Personalized Learning

Report: States Play Big Role in Helping Districts Personalize Instruction

Scaling up the practices of personalized learning from "pilot" stage to school-wide implementation requires heavy doses of vision in decision-making, a culture of innovation and risk-taking and a willingness to be transparent in dealings with the school board, unions, parents and others as the program unfolds. Those are the broad conditions necessary for implementing "student-centered" teaching and learning, according to extensive research by KnowledgeWorks. But alongside district work, there's much that states themselves need to do to remove regulatory and policy barriers that stand in the way of districts being able to grow their personalized learning programs.

KnowledgeWorks promotes competency-based education and early college high schools alongside creation and delivery of tools, training and assistance to schools that wish to adopt personalized learning practices.
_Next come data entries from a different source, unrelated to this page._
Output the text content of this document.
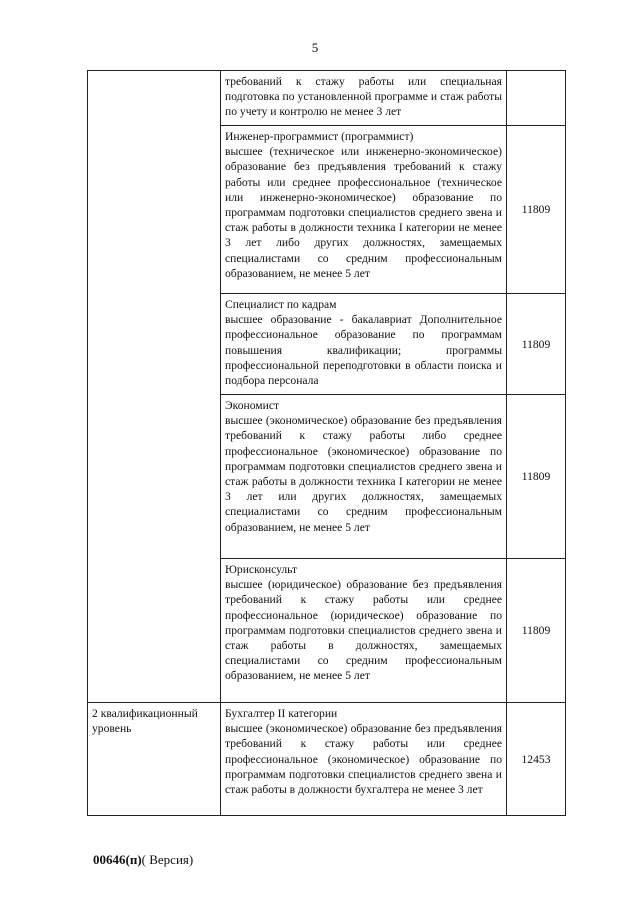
5

	требований к стажу работы или специальная подготовка по установленной программе и стаж работы по учету и контролю не менее 3 лет	

	Инженер-программист (программист)
высшее (техническое или инженерно-экономическое) образование без предъявления требований к стажу работы или среднее профессиональное (техническое или инженерно-экономическое) образование по программам подготовки специалистов среднего звена и стаж работы в должности техника I категории не менее 3 лет либо других должностях, замещаемых специалистами со средним профессиональным образованием, не менее 5 лет	11809

	Специалист по кадрам
высшее образование - бакалавриат Дополнительное профессиональное образование по программам повышения квалификации; программы профессиональной переподготовки в области поиска и подбора персонала	11809

	Экономист
высшее (экономическое) образование без предъявления требований к стажу работы либо среднее профессиональное (экономическое) образование по программам подготовки специалистов среднего звена и стаж работы в должности техника I категории не менее 3 лет или других должностях, замещаемых специалистами со средним профессиональным образованием, не менее 5 лет	11809

	Юрисконсульт
высшее (юридическое) образование без предъявления требований к стажу работы или среднее профессиональное (юридическое) образование по программам подготовки специалистов среднего звена и стаж работы в должностях, замещаемых специалистами со средним профессиональным образованием, не менее 5 лет	11809
2 квалификационный уровень	Бухгалтер II категории
высшее (экономическое) образование без предъявления требований к стажу работы или среднее профессиональное (экономическое) образование по программам подготовки специалистов среднего звена и стаж работы в должности бухгалтера не менее 3 лет	12453
00646(п)( Версия)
A new report from the organization funded by the Nellie Mae Education Foundation extends previous work to create a framework through which schools can transition to the system-wide use of personalized learning to help their students be better prepared for college and career.
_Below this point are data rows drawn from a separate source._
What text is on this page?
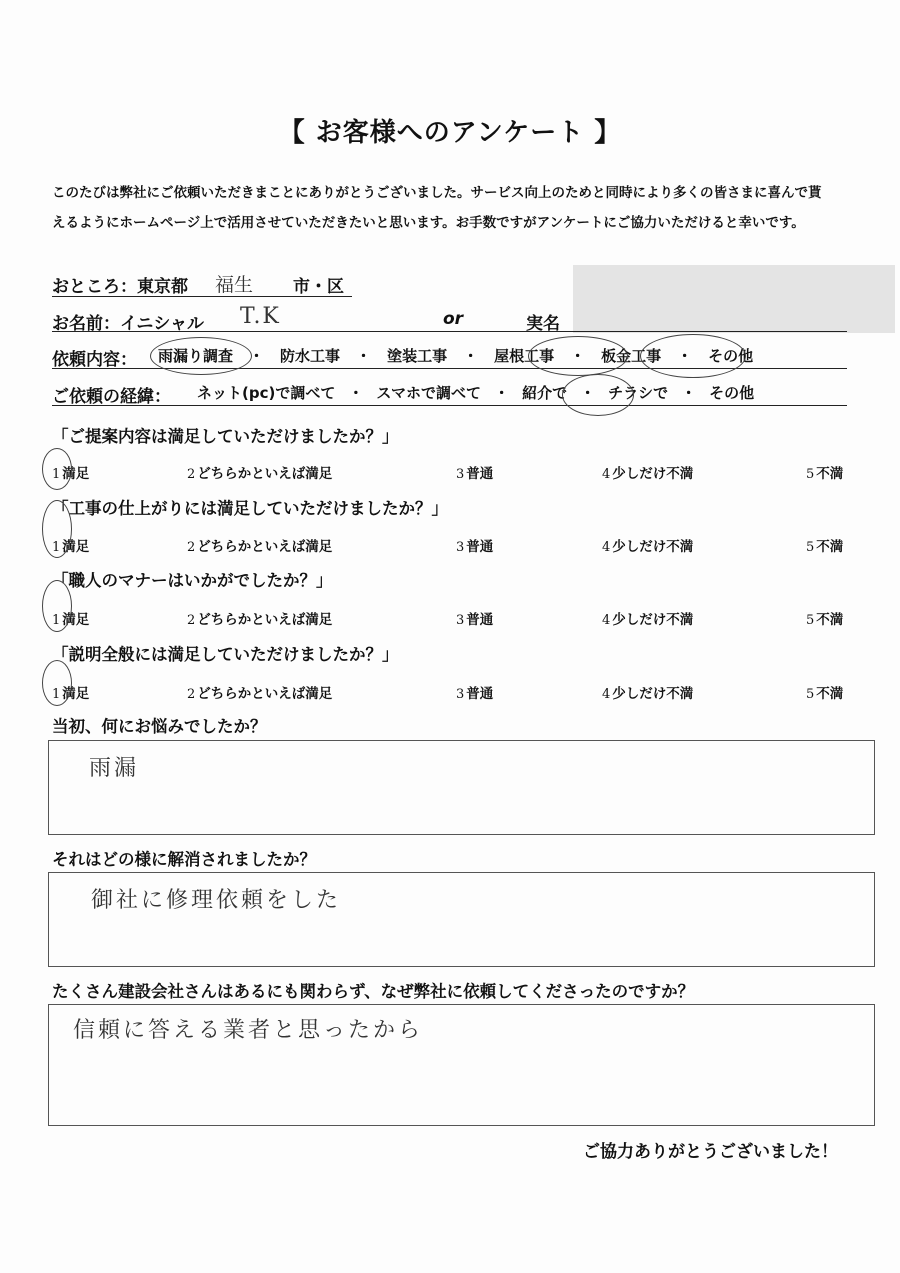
【 お客様へのアンケート 】
このたびは弊社にご依頼いただきまことにありがとうございました。サービス向上のためと同時により多くの皆さまに喜んで貰
えるようにホームページ上で活用させていただきたいと思います。お手数ですがアンケートにご協力いただけると幸いです。
おところ：東京都 福生 市・区
お名前：イニシャル T.K	or	実名
依頼内容： 雨漏り調査 ・ 防水工事 ・ 塗装工事 ・ 屋根工事 ・ 板金工事 ・ その他
ご依頼の経緯： ネット(pc)で調べて ・ スマホで調べて ・ 紹介で ・ チラシで ・ その他
「ご提案内容は満足していただけましたか？」
1 満足	2 どちらかといえば満足	3 普通	4 少しだけ不満	5 不満
「工事の仕上がりには満足していただけましたか？」
1 満足	2 どちらかといえば満足	3 普通	4 少しだけ不満	5 不満
「職人のマナーはいかがでしたか？」
1 満足	2 どちらかといえば満足	3 普通	4 少しだけ不満	5 不満
「説明全般には満足していただけましたか？」
1 満足	2 どちらかといえば満足	3 普通	4 少しだけ不満	5 不満
当初、何にお悩みでしたか？
雨漏
それはどの様に解消されましたか？
御社に修理依頼をした
たくさん建設会社さんはあるにも関わらず、なぜ弊社に依頼してくださったのですか？
信頼に答える業者と思ったから
ご協力ありがとうございました！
"A State Policy Framework for Scaling Personalized Learning" calls for states to examine what they can do to help their districts, whether it be funding state grant programs, developing a state waiver process or building in flexibility in order for districts to be able to implement the conditions to scale up their personalized learning environments.
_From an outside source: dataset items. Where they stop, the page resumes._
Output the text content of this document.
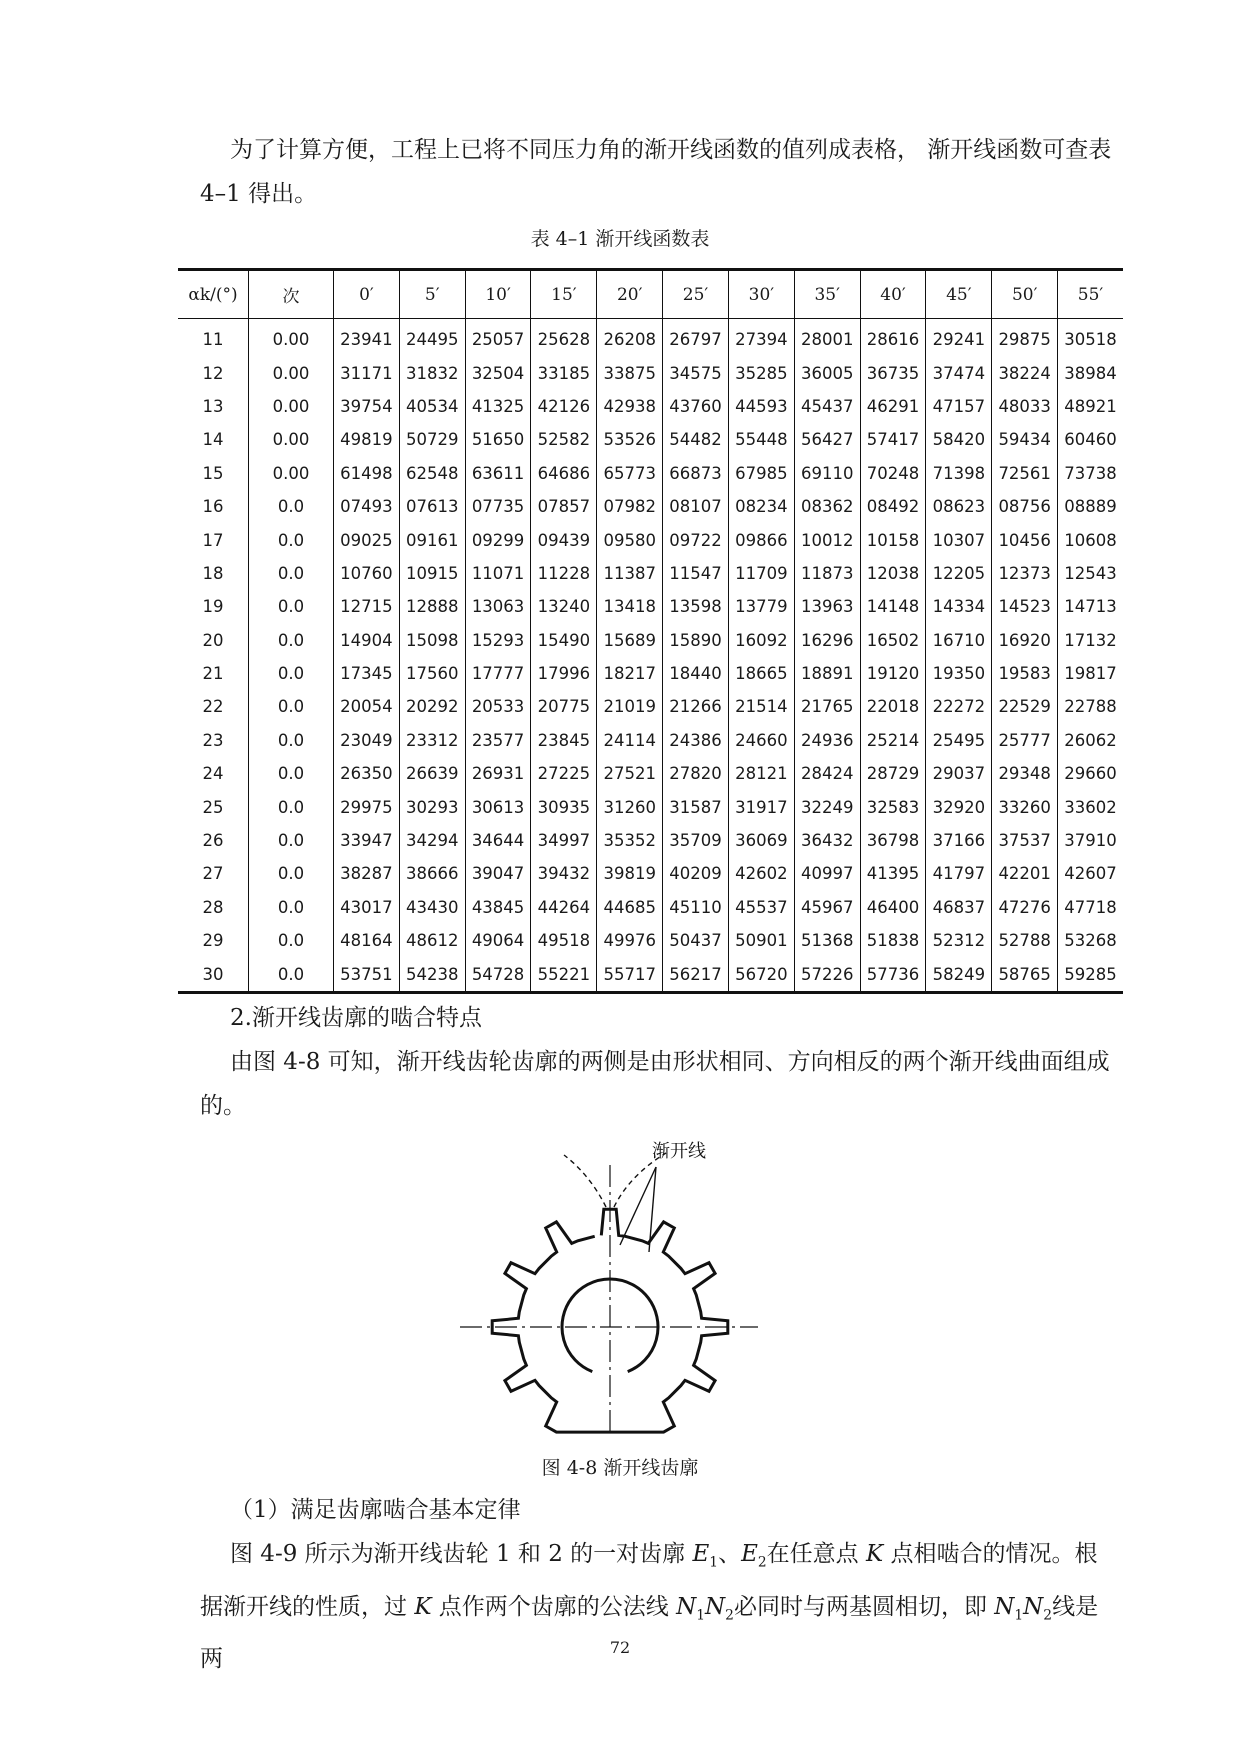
为了计算方便，工程上已将不同压力角的渐开线函数的值列成表格， 渐开线函数可查表 4–1 得出。

表 4–1 渐开线函数表

αk/(°)	次	0′	5′	10′	15′	20′	25′	30′	35′	40′	45′	50′	55′
11	0.00	23941	24495	25057	25628	26208	26797	27394	28001	28616	29241	29875	30518
12	0.00	31171	31832	32504	33185	33875	34575	35285	36005	36735	37474	38224	38984
13	0.00	39754	40534	41325	42126	42938	43760	44593	45437	46291	47157	48033	48921
14	0.00	49819	50729	51650	52582	53526	54482	55448	56427	57417	58420	59434	60460
15	0.00	61498	62548	63611	64686	65773	66873	67985	69110	70248	71398	72561	73738
16	0.0	07493	07613	07735	07857	07982	08107	08234	08362	08492	08623	08756	08889
17	0.0	09025	09161	09299	09439	09580	09722	09866	10012	10158	10307	10456	10608
18	0.0	10760	10915	11071	11228	11387	11547	11709	11873	12038	12205	12373	12543
19	0.0	12715	12888	13063	13240	13418	13598	13779	13963	14148	14334	14523	14713
20	0.0	14904	15098	15293	15490	15689	15890	16092	16296	16502	16710	16920	17132
21	0.0	17345	17560	17777	17996	18217	18440	18665	18891	19120	19350	19583	19817
22	0.0	20054	20292	20533	20775	21019	21266	21514	21765	22018	22272	22529	22788
23	0.0	23049	23312	23577	23845	24114	24386	24660	24936	25214	25495	25777	26062
24	0.0	26350	26639	26931	27225	27521	27820	28121	28424	28729	29037	29348	29660
25	0.0	29975	30293	30613	30935	31260	31587	31917	32249	32583	32920	33260	33602
26	0.0	33947	34294	34644	34997	35352	35709	36069	36432	36798	37166	37537	37910
27	0.0	38287	38666	39047	39432	39819	40209	42602	40997	41395	41797	42201	42607
28	0.0	43017	43430	43845	44264	44685	45110	45537	45967	46400	46837	47276	47718
29	0.0	48164	48612	49064	49518	49976	50437	50901	51368	51838	52312	52788	53268
30	0.0	53751	54238	54728	55221	55717	56217	56720	57226	57736	58249	58765	59285

2.渐开线齿廓的啮合特点

由图 4-8 可知，渐开线齿轮齿廓的两侧是由形状相同、方向相反的两个渐开线曲面组成的。

渐开线

图 4-8 渐开线齿廓

（1）满足齿廓啮合基本定律

图 4-9 所示为渐开线齿轮 1 和 2 的一对齿廓 $E_1$、$E_2$在任意点 K 点相啮合的情况。根据渐开线的性质，过 K 点作两个齿廓的公法线 $N_1N_2$必同时与两基圆相切，即 $N_1N_2$线是两	72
According to the report, states should give districts five years to flesh out and implement their personalized learning visions and offer a one-year conditional approval in order to kick off the planning effort. During each of the five years, the framework advises a particular stage of the work to be in process.

  • Year one: Planning and development;
  • Year two: Submission to the state by the district of an implementation plan. After final approval is granted by the state, implementation begins;
  • Years three and four: District-level implementation continues and evaluation criteria is monitored; and
  • Year five: Implementation continues and the district develops a long-term sustainability plan.

Flexibility is a watchword. For example, personalized learning calls for implementation of a comprehensive assessment system with formative, interim and summative assessments to monitor student progress and adjust day-to-day learning activities. In Oregon, the report noted, students are given multiple opportunities to show their mastery; that includes being able to take statewide assessments many times if needed.

Another condition of successful scale-up of personalized learning is the need for a district to offer a professional development program that fosters a culture of collaboration and continuous improvement while using technology to customize that training for each teacher and make it available any place and anytime. In Michigan, the report noted, teachers have flexibility in how they earn professional development credits.

"By adopting this state policy framework, states and districts will be empowered to overcome barriers of a system that was designed for a time that has long since passed," KnowledgeWorks President and CEO Judy Peppler said in a prepared statement. "Only then will we be able to ensure every student can experience meaningful personalized learning that enables him or her to succeed."

The report is available for download on the KnowledgeWorks site.

About the Author

Dian Schaffhauser is a former senior contributing editor for 1105 Media's education publications THE Journal, Campus Technology and Spaces4Learning.